All-solid-state batteries (ASSBs) are regarded as a pivotal direction for next-generation energy storage due to their high energy density and superior safety. As the core component of ASSBs, solid-state electrolytes (SEs) critically determine cell performance. Halide-based SEs have attracted significant attention owing to their wide electrochemical windows and favorable compatibility with high-voltage cathodes. However, their practical application is hindered by insufficient ionic conductivity and poor interfacial stability. To address these challenges, this study proposes a synergistic Zr–O co-doping strategy to enhance the performance of Li₃InCl₆ (LIC) solid electrolyte. Specifically, oxygen doping enhances the structural robustness by forming strong ionic bonds, albeit at the expense of reduced ionic conductivity. In contrast, substituting In³⁺ with Zr⁴⁺ induces local lattice distortion within the [In/ZrCl₆] octahedra and generates lithium vacancies, which significantly lower the Li⁺ migration barrier, as confirmed by CI-NEB calculations. The synergistic effect of Zr and O co-doping enables the development of Li₃In_0.75Zr_0.25Cl_5.75O_0.25 (LIZCO) electrolyte with: (1) a high ionic conductivity of 1.12 mS cm⁻¹ at room temperature; (2) an oxidative stability exceeding 4 V vs.

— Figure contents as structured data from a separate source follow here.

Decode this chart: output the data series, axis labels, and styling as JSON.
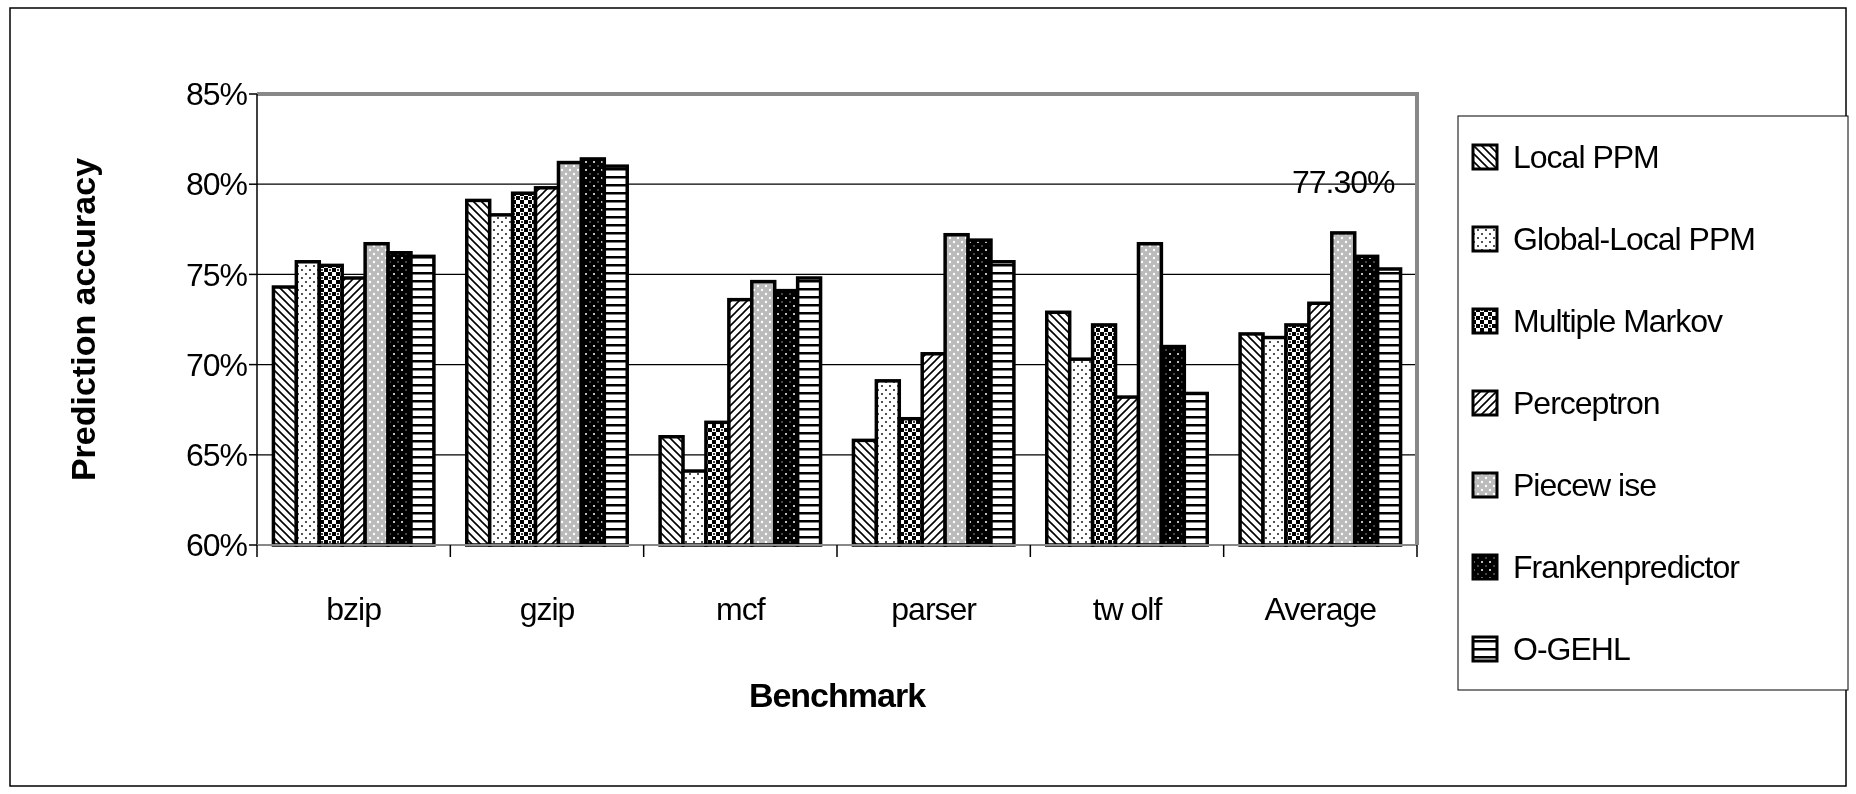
{
  "chart_data": {
    "type": "bar",
    "xlabel": "Benchmark",
    "ylabel": "Prediction accuracy",
    "categories": [
      "bzip",
      "gzip",
      "mcf",
      "parser",
      "tw olf",
      "Average"
    ],
    "series": [
      {
        "name": "Local PPM",
        "color": "#000000",
        "values": [
          74.3,
          79.1,
          66.0,
          65.8,
          72.9,
          71.7
        ]
      },
      {
        "name": "Global-Local PPM",
        "color": "#000000",
        "values": [
          75.7,
          78.3,
          64.1,
          69.1,
          70.3,
          71.5
        ]
      },
      {
        "name": "Multiple Markov",
        "color": "#000000",
        "values": [
          75.5,
          79.5,
          66.8,
          67.0,
          72.2,
          72.2
        ]
      },
      {
        "name": "Perceptron",
        "color": "#000000",
        "values": [
          74.8,
          79.8,
          73.6,
          70.6,
          68.2,
          73.4
        ]
      },
      {
        "name": "Piecew ise",
        "color": "#000000",
        "values": [
          76.7,
          81.2,
          74.6,
          77.2,
          76.7,
          77.3
        ],
        "value_labels": [
          null,
          null,
          null,
          null,
          null,
          "77.30%"
        ]
      },
      {
        "name": "Frankenpredictor",
        "color": "#000000",
        "values": [
          76.2,
          81.4,
          74.1,
          76.9,
          71.0,
          76.0
        ]
      },
      {
        "name": "O-GEHL",
        "color": "#000000",
        "values": [
          76.0,
          81.0,
          74.8,
          75.7,
          68.4,
          75.3
        ]
      }
    ],
    "ylim": [
      60,
      85
    ],
    "yticks": [
      {
        "value": 60,
        "label": "60%"
      },
      {
        "value": 65,
        "label": "65%"
      },
      {
        "value": 70,
        "label": "70%"
      },
      {
        "value": 75,
        "label": "75%"
      },
      {
        "value": 80,
        "label": "80%"
      },
      {
        "value": 85,
        "label": "85%"
      }
    ],
    "grid": "y",
    "legend": "right"
  }
}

Li⁺/Li; and (3) significantly improved chemical compatibility with sulfide-based solid electrolytes. When paired with a bare LiNi_0.9Co_0.05Mn_0.05O₂ (NCM955) cathode, the ASSBs deliver excellent electrochemical performance, achieving a discharge capacity of 110 mA h g⁻¹ at 5C and retaining 71% of its initial capacity after 1000 cycles at 3C. This work provides a viable design strategy and theoretical foundation for the development of halide-based solid electrolytes with simultaneously high ionic conductivity and interfacial stability.